もはや見慣れたといっても過言ではない孤島でのクエスト。
しかし、今回はいつもと違って水中が主となるわけで……一瞬の油断が命取りになる。
「私も水中は苦手なんだよね……まだ慣れてないっていうか……」
「お、お互いに頑張りましょう!」
「そだね……」
若干いつもよりテンションの低い樽さんと共に北の水辺へと向かう。
ラギアクルスがいるとしたらそっちだろうという考えからだ。
「とりあえず……ジャギ夫は無理せずに距離をとっておいて。
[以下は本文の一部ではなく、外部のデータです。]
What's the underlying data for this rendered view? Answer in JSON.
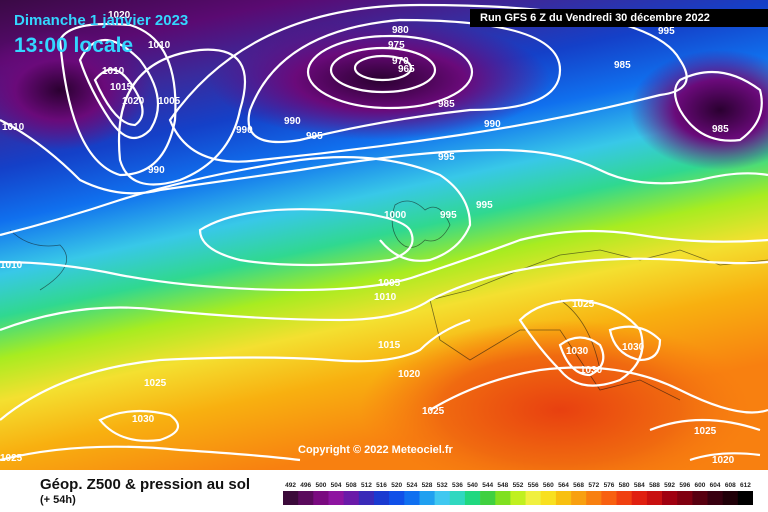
{
  "header": {
    "date_label": "Dimanche 1 janvier 2023",
    "time_label": "13:00 locale",
    "run_label": "Run GFS 6 Z du Vendredi 30 décembre 2022"
  },
  "copyright": "Copyright © 2022 Meteociel.fr",
  "footer": {
    "title": "Géop. Z500 & pression au sol",
    "subtitle": "(+ 54h)"
  },
  "legend": {
    "ticks": [
      "492",
      "496",
      "500",
      "504",
      "508",
      "512",
      "516",
      "520",
      "524",
      "528",
      "532",
      "536",
      "540",
      "544",
      "548",
      "552",
      "556",
      "560",
      "564",
      "568",
      "572",
      "576",
      "580",
      "584",
      "588",
      "592",
      "596",
      "600",
      "604",
      "608",
      "612"
    ],
    "colors": [
      "#3b0a3a",
      "#5a0a5c",
      "#7a0a80",
      "#8e14a0",
      "#6a1aa8",
      "#3a2ab8",
      "#1a3ad0",
      "#1050e8",
      "#1070f0",
      "#20a0f0",
      "#40c8f0",
      "#30d8c0",
      "#20d880",
      "#40d040",
      "#80e020",
      "#c0f020",
      "#f0f040",
      "#f8e020",
      "#f8c010",
      "#f8a010",
      "#f88010",
      "#f86010",
      "#f04010",
      "#e02010",
      "#c81010",
      "#a00010",
      "#800010",
      "#580010",
      "#380010",
      "#200008",
      "#000000"
    ]
  },
  "isobars": [
    {
      "value": "1020",
      "x_label": "1020"
    },
    {
      "value": "1010",
      "x_label": "1010"
    },
    {
      "value": "980"
    },
    {
      "value": "975"
    },
    {
      "value": "970"
    },
    {
      "value": "965"
    },
    {
      "value": "985"
    },
    {
      "value": "990"
    },
    {
      "value": "995"
    },
    {
      "value": "1000"
    },
    {
      "value": "1005"
    },
    {
      "value": "1015"
    },
    {
      "value": "1025"
    },
    {
      "value": "1030"
    }
  ],
  "map_labels": [
    {
      "text": "1020",
      "name": "isobar-label-1020-nw"
    },
    {
      "text": "1010",
      "name": "isobar-label-1010-nw"
    },
    {
      "text": "1010",
      "name": "isobar-label-1010-a"
    },
    {
      "text": "1015",
      "name": "isobar-label-1015-a"
    },
    {
      "text": "1020",
      "name": "isobar-label-1020-a"
    },
    {
      "text": "1005",
      "name": "isobar-label-1005-a"
    },
    {
      "text": "980",
      "name": "isobar-label-980"
    },
    {
      "text": "975",
      "name": "isobar-label-975"
    },
    {
      "text": "970",
      "name": "isobar-label-970"
    },
    {
      "text": "965",
      "name": "isobar-label-965"
    },
    {
      "text": "985",
      "name": "isobar-label-985-a"
    },
    {
      "text": "985",
      "name": "isobar-label-985-b"
    },
    {
      "text": "985",
      "name": "isobar-label-985-c"
    },
    {
      "text": "995",
      "name": "isobar-label-995-ne"
    },
    {
      "text": "1010",
      "name": "isobar-label-1010-w"
    },
    {
      "text": "990",
      "name": "isobar-label-990-a"
    },
    {
      "text": "990",
      "name": "isobar-label-990-b"
    },
    {
      "text": "995",
      "name": "isobar-label-995-a"
    },
    {
      "text": "990",
      "name": "isobar-label-990-c"
    },
    {
      "text": "990",
      "name": "isobar-label-990-d"
    },
    {
      "text": "995",
      "name": "isobar-label-995-b"
    },
    {
      "text": "995",
      "name": "isobar-label-995-c"
    },
    {
      "text": "1000",
      "name": "isobar-label-1000"
    },
    {
      "text": "995",
      "name": "isobar-label-995-d"
    },
    {
      "text": "1010",
      "name": "isobar-label-1010-b"
    },
    {
      "text": "1005",
      "name": "isobar-label-1005-b"
    },
    {
      "text": "1015",
      "name": "isobar-label-1015-b"
    },
    {
      "text": "1020",
      "name": "isobar-label-1020-b"
    },
    {
      "text": "1025",
      "name": "isobar-label-1025-a"
    },
    {
      "text": "1025",
      "name": "isobar-label-1025-b"
    },
    {
      "text": "1030",
      "name": "isobar-label-1030-a"
    },
    {
      "text": "1025",
      "name": "isobar-label-1025-c"
    },
    {
      "text": "1030",
      "name": "isobar-label-1030-b"
    },
    {
      "text": "1030",
      "name": "isobar-label-1030-c"
    },
    {
      "text": "1030",
      "name": "isobar-label-1030-d"
    },
    {
      "text": "1025",
      "name": "isobar-label-1025-d"
    },
    {
      "text": "1025",
      "name": "isobar-label-1025-e"
    },
    {
      "text": "1025",
      "name": "isobar-label-1025-f"
    },
    {
      "text": "1020",
      "name": "isobar-label-1020-c"
    }
  ]
}
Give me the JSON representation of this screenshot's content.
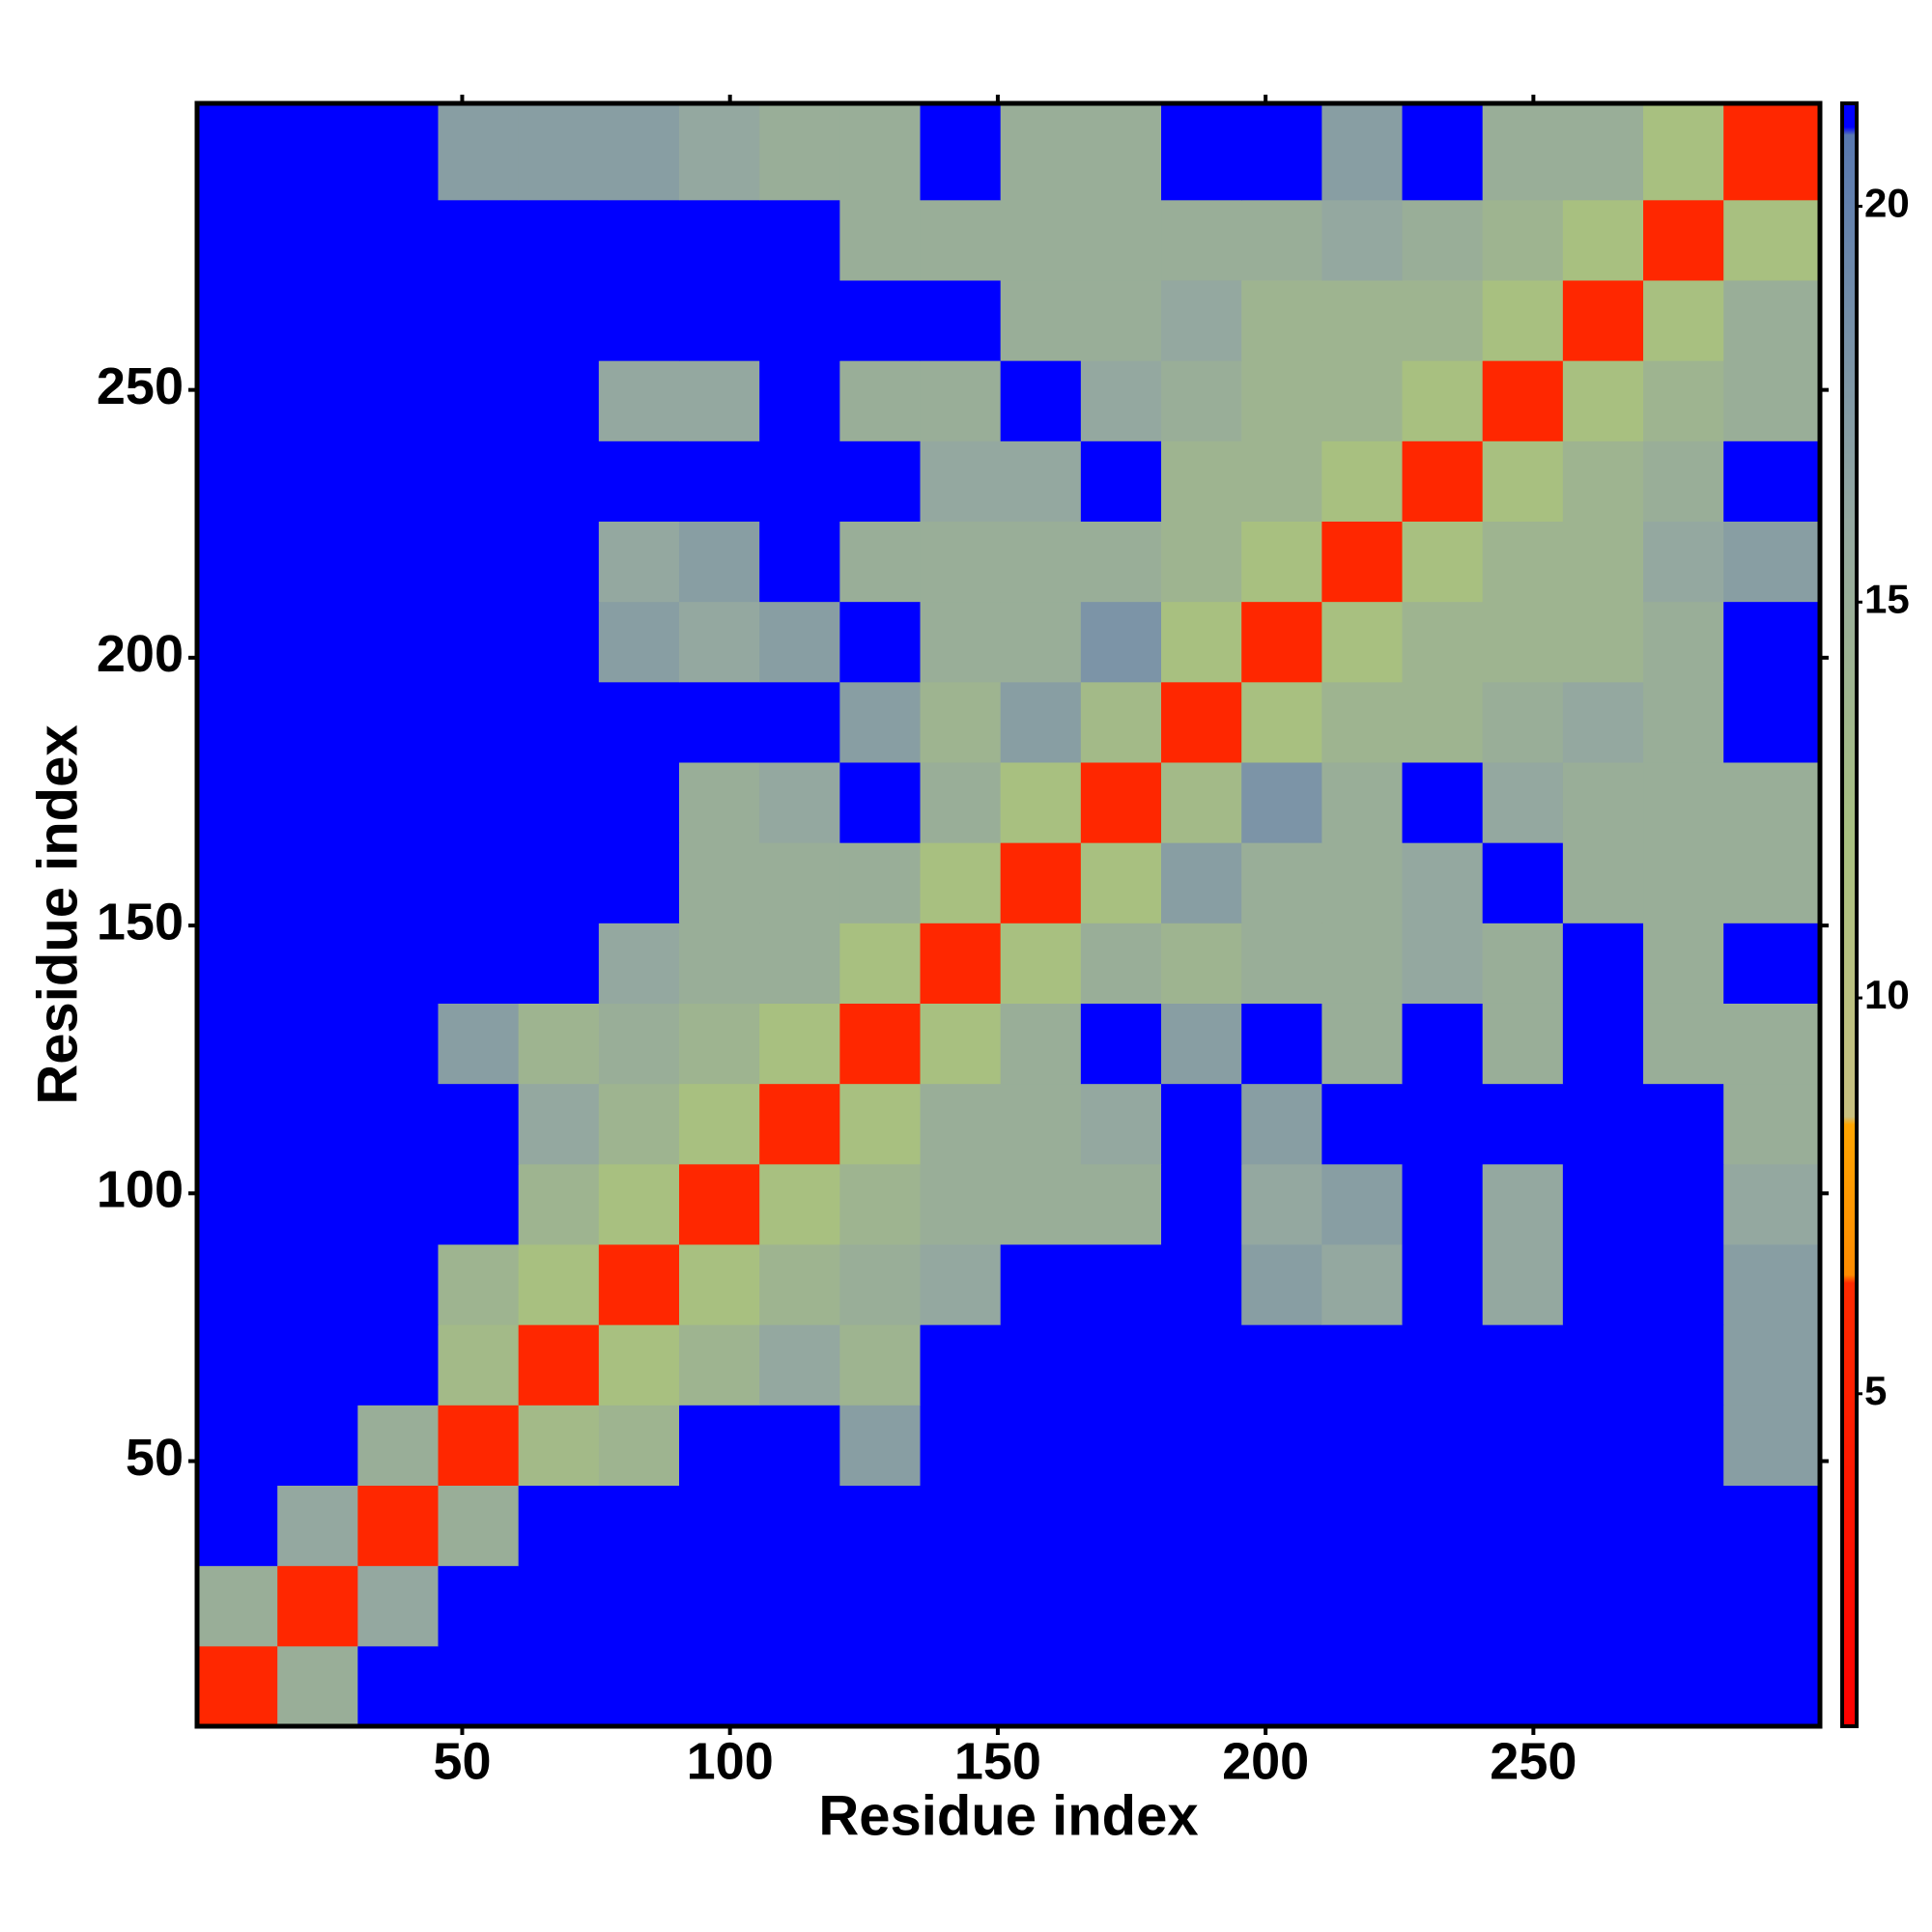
{
  "chart_data": {
    "type": "heatmap",
    "xlabel": "Residue index",
    "ylabel": "Residue index",
    "xlim": [
      0.5,
      303.5
    ],
    "ylim": [
      0.5,
      303.5
    ],
    "xticks": [
      50,
      100,
      150,
      200,
      250
    ],
    "yticks": [
      50,
      100,
      150,
      200,
      250
    ],
    "xbins": [
      0.5,
      15.5,
      30.5,
      45.5,
      60.5,
      75.5,
      90.5,
      105.5,
      120.5,
      135.5,
      150.5,
      165.5,
      180.5,
      195.5,
      210.5,
      225.5,
      240.5,
      255.5,
      270.5,
      285.5,
      303.5
    ],
    "ybins": [
      0.5,
      15.5,
      30.5,
      45.5,
      60.5,
      75.5,
      90.5,
      105.5,
      120.5,
      135.5,
      150.5,
      165.5,
      180.5,
      195.5,
      210.5,
      225.5,
      240.5,
      255.5,
      270.5,
      285.5,
      303.5
    ],
    "z": [
      [
        6,
        15,
        21,
        21,
        21,
        21,
        21,
        21,
        21,
        21,
        21,
        21,
        21,
        21,
        21,
        21,
        21,
        21,
        21,
        21
      ],
      [
        15,
        6,
        16,
        21,
        21,
        21,
        21,
        21,
        21,
        21,
        21,
        21,
        21,
        21,
        21,
        21,
        21,
        21,
        21,
        21
      ],
      [
        21,
        16,
        6,
        15,
        21,
        21,
        21,
        21,
        21,
        21,
        21,
        21,
        21,
        21,
        21,
        21,
        21,
        21,
        21,
        21
      ],
      [
        21,
        21,
        15,
        6,
        13,
        14,
        21,
        21,
        17,
        21,
        21,
        21,
        21,
        21,
        21,
        21,
        21,
        21,
        21,
        17
      ],
      [
        21,
        21,
        21,
        13,
        6,
        12,
        14,
        16,
        14,
        21,
        21,
        21,
        21,
        21,
        21,
        21,
        21,
        21,
        21,
        17
      ],
      [
        21,
        21,
        21,
        14,
        12,
        6,
        12,
        14,
        15,
        16,
        21,
        21,
        21,
        17,
        16,
        21,
        16,
        21,
        21,
        17
      ],
      [
        21,
        21,
        21,
        21,
        14,
        12,
        6,
        12,
        14,
        15,
        15,
        15,
        21,
        16,
        17,
        21,
        16,
        21,
        21,
        16
      ],
      [
        21,
        21,
        21,
        21,
        16,
        14,
        12,
        6,
        12,
        15,
        15,
        16,
        21,
        17,
        21,
        21,
        21,
        21,
        21,
        15
      ],
      [
        21,
        21,
        21,
        17,
        14,
        15,
        14,
        12,
        6,
        12,
        15,
        21,
        17,
        21,
        15,
        21,
        15,
        21,
        15,
        15
      ],
      [
        21,
        21,
        21,
        21,
        21,
        16,
        15,
        15,
        12,
        6,
        12,
        15,
        14,
        15,
        15,
        16,
        15,
        21,
        15,
        21
      ],
      [
        21,
        21,
        21,
        21,
        21,
        21,
        15,
        15,
        15,
        12,
        6,
        12,
        17,
        15,
        15,
        16,
        21,
        15,
        15,
        15
      ],
      [
        21,
        21,
        21,
        21,
        21,
        21,
        15,
        16,
        21,
        15,
        12,
        6,
        13,
        18,
        15,
        21,
        16,
        15,
        15,
        15
      ],
      [
        21,
        21,
        21,
        21,
        21,
        21,
        21,
        21,
        17,
        14,
        17,
        13,
        6,
        12,
        14,
        14,
        15,
        16,
        15,
        21
      ],
      [
        21,
        21,
        21,
        21,
        21,
        17,
        16,
        17,
        21,
        15,
        15,
        18,
        12,
        6,
        12,
        14,
        14,
        14,
        15,
        21
      ],
      [
        21,
        21,
        21,
        21,
        21,
        16,
        17,
        21,
        15,
        15,
        15,
        15,
        14,
        12,
        6,
        12,
        14,
        14,
        16,
        17
      ],
      [
        21,
        21,
        21,
        21,
        21,
        21,
        21,
        21,
        21,
        16,
        16,
        21,
        14,
        14,
        12,
        6,
        12,
        14,
        15,
        21
      ],
      [
        21,
        21,
        21,
        21,
        21,
        16,
        16,
        21,
        15,
        15,
        21,
        16,
        15,
        14,
        14,
        12,
        6,
        12,
        14,
        15
      ],
      [
        21,
        21,
        21,
        21,
        21,
        21,
        21,
        21,
        21,
        21,
        15,
        15,
        16,
        14,
        14,
        14,
        12,
        6,
        12,
        15
      ],
      [
        21,
        21,
        21,
        21,
        21,
        21,
        21,
        21,
        15,
        15,
        15,
        15,
        15,
        15,
        16,
        15,
        14,
        12,
        6,
        12
      ],
      [
        21,
        21,
        21,
        17,
        17,
        17,
        16,
        15,
        15,
        21,
        15,
        15,
        21,
        21,
        17,
        21,
        15,
        15,
        12,
        6
      ]
    ],
    "zlim": [
      0.8,
      21.3
    ],
    "zticks": [
      5,
      10,
      15,
      20
    ],
    "colorscale": [
      [
        0.8,
        "#ff0000"
      ],
      [
        6.4,
        "#ff2a00"
      ],
      [
        6.5,
        "#ff8c00"
      ],
      [
        8.4,
        "#ffa500"
      ],
      [
        8.5,
        "#c8c080"
      ],
      [
        12,
        "#a8c080"
      ],
      [
        16,
        "#94a8a0"
      ],
      [
        20.9,
        "#5878b0"
      ],
      [
        21,
        "#0000ff"
      ],
      [
        21.3,
        "#0000ff"
      ]
    ]
  }
}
隙があったら早めに離脱を心がけながら攻撃してもいいけど」
「わかりました」
そう言葉を交わし、いざ水中へと向かう。
酸素ポイントの場所を確認しながら奥へ奥へと泳いでいく。
いつでも発射できるように打ち上げタル爆弾も用意しておいた。
「(あっちにいそうだからいってみよう)」
「(わかりました)」
ジェスチャーで意思疎通をしながら別のエリアへと向かう。
すると、そこには全身が鱗に覆われた青い竜がいた。
「グォオオオオオオ!!!」
「ぐっ!?」
とっさに盾を取り出したところでラギアクルスの咆哮を受けて大きく後退する。
水中では自由に動けない分、相手に分がありそうだけど……
「っ!!?」
思考をしている間にラギアクルスがかなりのスピードで突っ込んでくる。
反応が間に合わずに直撃してしまい、一撃でかなりのダメージを受けてしまった。
そして、通り過ぎて行ったラギアクルスを確認しようと後ろを振り向いた瞬間……
バチバチバチッ!!!
「ぐがぁっ!!?」
ラギアクルスの体から放たれた強力な電撃が僕の体を襲う。
そして、僕は意識を手放した。
…………
「旦那さん?大丈夫かニャ?」
「うぐ……」
ゆっくりと目を開けば、こちらを覗きこんでくるアイルーの姿があった。
どうやら僕は力尽きてキャンプ地へと運ばれたらしい。
「だ、大丈夫です……」
「それはよかったニャ。それじゃ、応援してるのニャ」
そう言って去っていくアイルーを見送ってから、僕はゆっくりと体を起こす。
応急処置はしてくれたようで、とくに不自由なく動くことができた。
「樽さんに手伝ってもらっているのに……情けない……」
自分の弱さを改めて実感し、絶望に浸りそうになる。
だが、それではいつまでもこのままじゃないか……
「僕は弱い……でも、いつまでもこのままじゃいけない……」
僕は決意を固めて、再びラギアクルスの元へと急いだのだった。